Peace is an ambitious endeavor given these divisive, troubled times. Like any worthwhile endeavor, it takes effort and practice. And it begins at home.
How much time do you spend cultivating relationships with the people you love?
The benefits of social relationships are more powerful than you might imagine.
A 2010 study on Social Relationships and Mortality Risk from the University of Cambridge, England studied the extent to which social relationships impact mortality.
It found that social relationships influence health outcomes of adults as strongly as other mortality risk factors, including smoking, alcohol consumption, physical inactivity and obesity.
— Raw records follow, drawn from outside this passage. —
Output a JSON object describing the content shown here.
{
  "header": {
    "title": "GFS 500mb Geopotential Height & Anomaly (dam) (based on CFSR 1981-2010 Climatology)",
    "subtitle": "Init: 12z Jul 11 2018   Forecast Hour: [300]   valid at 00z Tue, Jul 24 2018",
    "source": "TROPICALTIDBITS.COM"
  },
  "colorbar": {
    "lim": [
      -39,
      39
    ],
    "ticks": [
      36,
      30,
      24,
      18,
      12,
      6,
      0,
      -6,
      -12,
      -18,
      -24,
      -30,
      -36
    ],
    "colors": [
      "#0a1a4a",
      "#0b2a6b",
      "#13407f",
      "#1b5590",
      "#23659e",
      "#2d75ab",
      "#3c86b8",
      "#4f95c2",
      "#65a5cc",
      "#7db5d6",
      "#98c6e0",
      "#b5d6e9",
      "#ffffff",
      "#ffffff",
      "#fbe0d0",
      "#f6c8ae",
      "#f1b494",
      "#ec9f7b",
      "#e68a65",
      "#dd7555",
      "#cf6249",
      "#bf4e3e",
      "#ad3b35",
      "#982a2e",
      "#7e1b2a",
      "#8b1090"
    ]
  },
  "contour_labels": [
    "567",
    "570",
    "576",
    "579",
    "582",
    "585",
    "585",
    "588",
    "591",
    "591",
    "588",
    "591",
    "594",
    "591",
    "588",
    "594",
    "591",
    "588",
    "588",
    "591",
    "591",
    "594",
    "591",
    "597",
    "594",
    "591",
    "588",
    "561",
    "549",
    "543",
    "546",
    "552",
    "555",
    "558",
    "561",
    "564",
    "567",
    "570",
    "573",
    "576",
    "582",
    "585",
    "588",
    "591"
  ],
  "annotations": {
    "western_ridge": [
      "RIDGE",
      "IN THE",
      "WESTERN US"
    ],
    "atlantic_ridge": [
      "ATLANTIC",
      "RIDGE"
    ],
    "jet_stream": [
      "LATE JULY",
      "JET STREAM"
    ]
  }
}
If you are one of the lucky one who count yourself blessed with one or more close friends, congratulations! Obviously, it’s not a free pass to smoke, drink to excess or be inactive, but it’s affirming to know that the time spent with friends sharing concerns, successes and the inevitable ups and downs of life helps us to stay healthy.
Facebook is an incredible place to connect, reconnect, share milestones or ask for prayers during dark times. That’s a good thing. But the connection of which I’m speaking takes place in real time, face-to-face – it cannot be replaced by Facebook posts or Tweets.
Consider making a regular date – weekly, bi-weekly, or monthly – with a friend or a group of friends – and stick to it. If distance separates you, consider using one of the many video conferencing tools like Skype or FaceTime.
While it may seem formal or unnecessary to do so, consider setting some boundaries for how the time will be used. Whether you’re meeting with one person, or more, the following guidelines may be helpful:
- Agree on confidentiality.
- Each person has a “set” amount of time to talk. All should agree and adhere to the amount of time allotted.
- No interruptions until a person has finished, with comments being offered only if they’re open to feedback.
Sometimes the most healing space we can provide for friends is a container for being witnessed and heard. One of the great joys for me this past year has been reconnecting with a number of childhood friends. Even with my skills as a Wellness Coach, I’m constantly learning from them and humbled by their wisdom.
I invite you to try this for 4 scheduled meetings. Notice if it doesn’t increase general feelings of appreciation, well being, self-confidence and love. It may also sharpen your listening skills – a key ingredient in any successful relationship.